Nero fiddled whilst Rome was burning.

2-: The concluding line of the account published in The Public Advertiser of 15th March 1770 immediately caused an outcry. The following, for example, is from a letter by a person signing themself ‘Vindex’, published in The Public Advertiser (London, England) of Monday 19th March 1770 [page 3, column 1]:

To the Printer of the Public Advertiser.
Nero fiddled whilst Rome was burning.

March 15, 1770.
Sir,
In your Paper of this Morning’s Date, you have closed your Account of his Majesty’s Reception of the City Remonstrance with the above recited Line printed in Italicks, and introduced into the Body of your Paper. If you are at all acquainted with the History of the Person, to whom you have thus compared your Sovereign, I think you owe it to the Public to explain in what one Act of his Life he can be said to bear a Resemblance to that execrable Tyrant. […]
By this Act you have injured every Individual, who retains any Duty or Affection for the just and merciful Prince you have traduced. All the Redress I can obtain, as one under that Description, is to withdraw my small Contribution from you, and never to admit your Paper into my House again: This I know can be no Object in your View; but, if I am not mistaken, it is a Resolution that Numbers besides myself will adopt.

3-: With reference to the concluding line of the account published in The Public Advertiser of 15th March 1770, the following anonymous engraving appeared in The Oxford Magazine: Or, Universal Museum. Calculated for General Instruction and Amusement […]. By a Society of Gentlemen, Members of the University of Oxford (London, England) of May 1770 [page 192]:

Entitled Nero Fiddling, Rome Burning, Pompaja & Agrippina Smiling, this engraving depicts:
– (on the right-hand side) George III as Nero, in a Roman habit, playing on a fiddle while in the distance London/Rome is burning; his left foot is resting on two books: Laws of Humanity and Laws of Discretion;
– (on the left-hand side) Augusta, the mother of George III, as Agrippina the Younger, the mother of Nero;
– (in the centre) Charlotte, the wife of George III, as Poppaea Sabina, the second wife of Nero.
Augusta/Agrippina says: My Son you have done well, they are all Rebels; but you should have got their Money from them first.
Charlotte/Poppaea Sabina says: Oh my Dear play me the other little Tune.
George III/Nero says: What a Charming Blaze! this shall make them know I am their Master.

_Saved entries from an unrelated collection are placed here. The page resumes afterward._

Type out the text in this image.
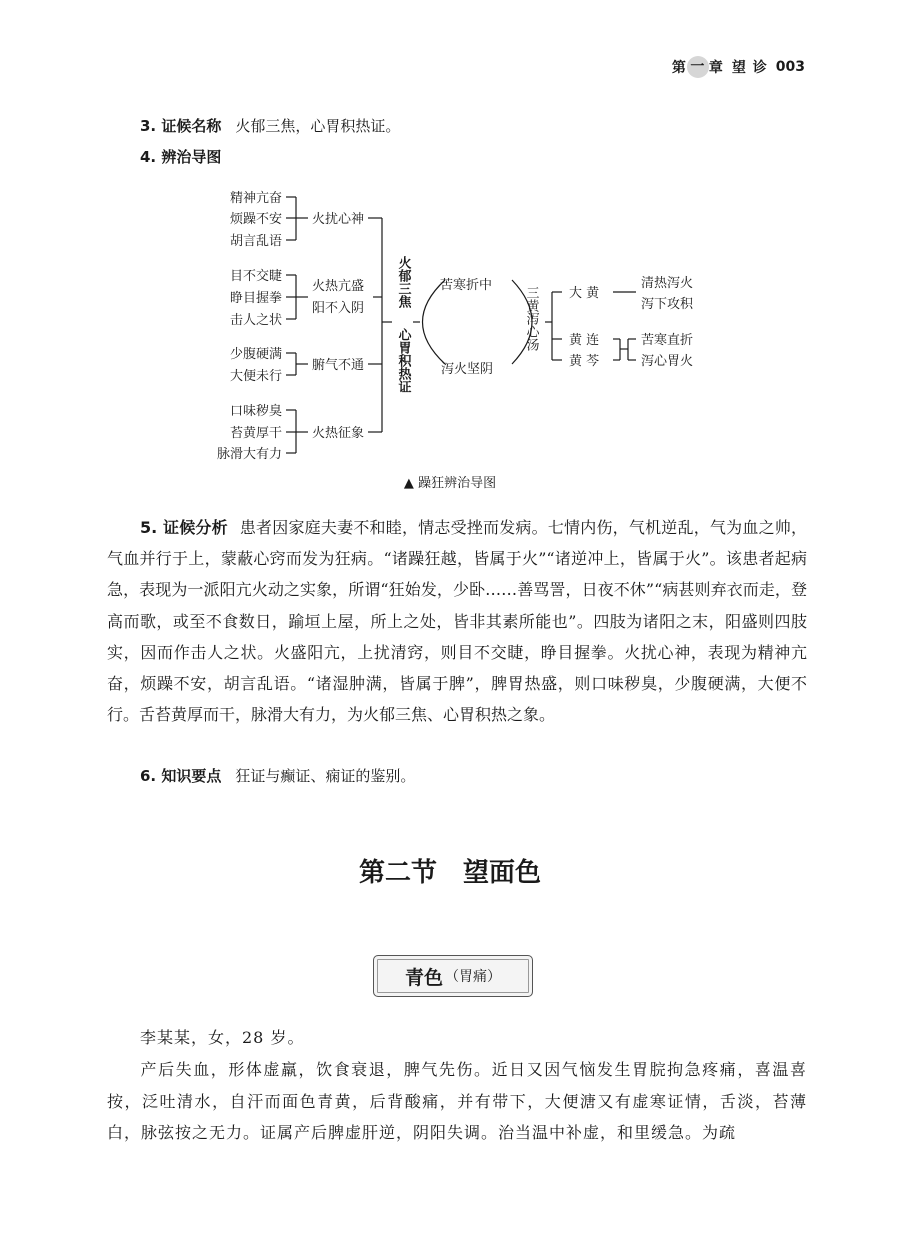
第 一 章 望 诊 003
3. 证候名称 火郁三焦，心胃积热证。
4. 辨治导图
精神亢奋
烦躁不安
胡言乱语
目不交睫
睁目握拳
击人之状
少腹硬满
大便未行
口味秽臭
苔黄厚干
脉滑大有力
火扰心神
火热亢盛
阳不入阴
腑气不通
火热征象
火郁三焦
心胃积热证
苦寒折中
泻火坚阴
三黄泻心汤 大 黄
黄 连
黄 芩
清热泻火
泻下攻积
苦寒直折
泻心胃火
▲ 躁狂辨治导图

5. 证候分析 患者因家庭夫妻不和睦，情志受挫而发病。七情内伤，气机逆乱，气为血之帅，气血并行于上，蒙蔽心窍而发为狂病。“诸躁狂越，皆属于火”“诸逆冲上，皆属于火”。该患者起病急，表现为一派阳亢火动之实象，所谓“狂始发，少卧……善骂詈，日夜不休”“病甚则弃衣而走，登高而歌，或至不食数日，踰垣上屋，所上之处，皆非其素所能也”。四肢为诸阳之末，阳盛则四肢实，因而作击人之状。火盛阳亢，上扰清窍，则目不交睫，睁目握拳。火扰心神，表现为精神亢奋，烦躁不安，胡言乱语。“诸湿肿满，皆属于脾”，脾胃热盛，则口味秽臭，少腹硬满，大便不行。舌苔黄厚而干，脉滑大有力，为火郁三焦、心胃积热之象。

6. 知识要点 狂证与癫证、痫证的鉴别。
第二节　望面色
青色 （胃痛）
李某某，女，28 岁。

产后失血，形体虚羸，饮食衰退，脾气先伤。近日又因气恼发生胃脘拘急疼痛，喜温喜按，泛吐清水，自汗而面色青黄，后背酸痛，并有带下，大便溏又有虚寒证情，舌淡，苔薄白，脉弦按之无力。证属产后脾虚肝逆，阴阳失调。治当温中补虚，和里缓急。为疏
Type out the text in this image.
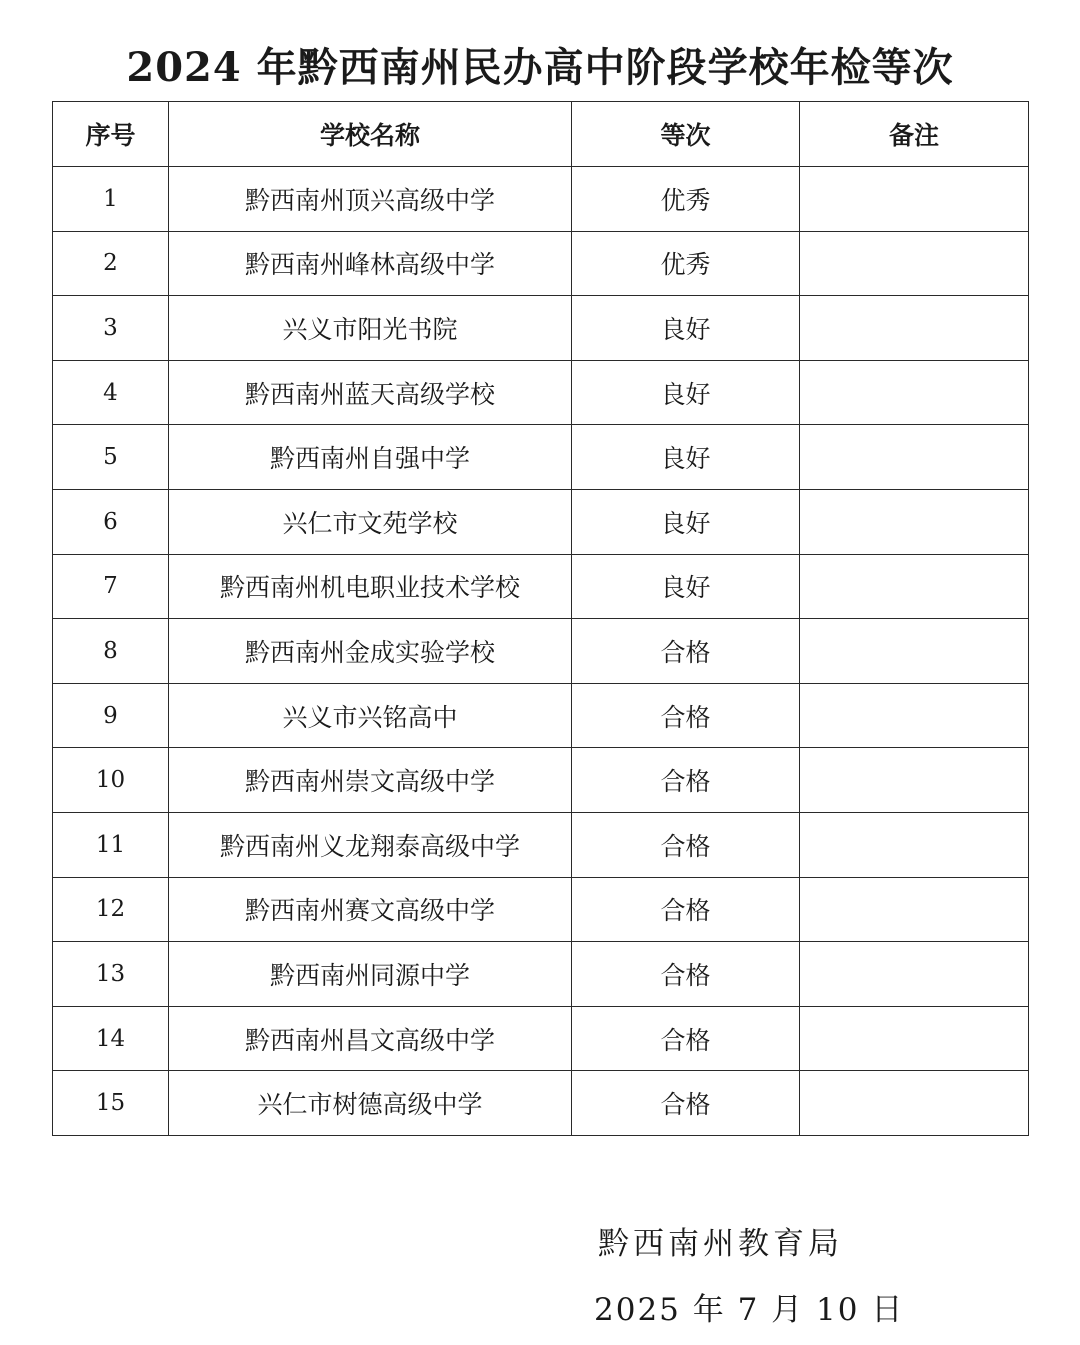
2024 年黔西南州民办高中阶段学校年检等次
序号	学校名称	等次	备注
1	黔西南州顶兴高级中学	优秀	
2	黔西南州峰林高级中学	优秀	
3	兴义市阳光书院	良好	
4	黔西南州蓝天高级学校	良好	
5	黔西南州自强中学	良好	
6	兴仁市文苑学校	良好	
7	黔西南州机电职业技术学校	良好	
8	黔西南州金成实验学校	合格	
9	兴义市兴铭高中	合格	
10	黔西南州崇文高级中学	合格	
11	黔西南州义龙翔泰高级中学	合格	
12	黔西南州赛文高级中学	合格	
13	黔西南州同源中学	合格	
14	黔西南州昌文高级中学	合格	
15	兴仁市树德高级中学	合格	
黔西南州教育局
2025 年 7 月 10 日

4-: So great was the scandal caused by the concluding line of the account published in The Public Advertiser of 15th March 1770 that the Attorney General filed an information against the Printer of The Public Advertiser—as mentioned, for example, in London. June 7, published in The Leicester and Nottingham Journal (Leicester, Leicestershire, England) of Saturday 16th June 1770 [page 3, column 2]—Henry Sampson Woodfall (1739-1805) was an English printer and journalist:

We hear an Information is filed in the Court of King’s Bench against Mr. Woodfall the Printer for the remark after the Account of the reception of the first City Remonstrance, “So Nero fiddled whilst Rome was burning,” which we hear Mr. Horne has taken upon himself.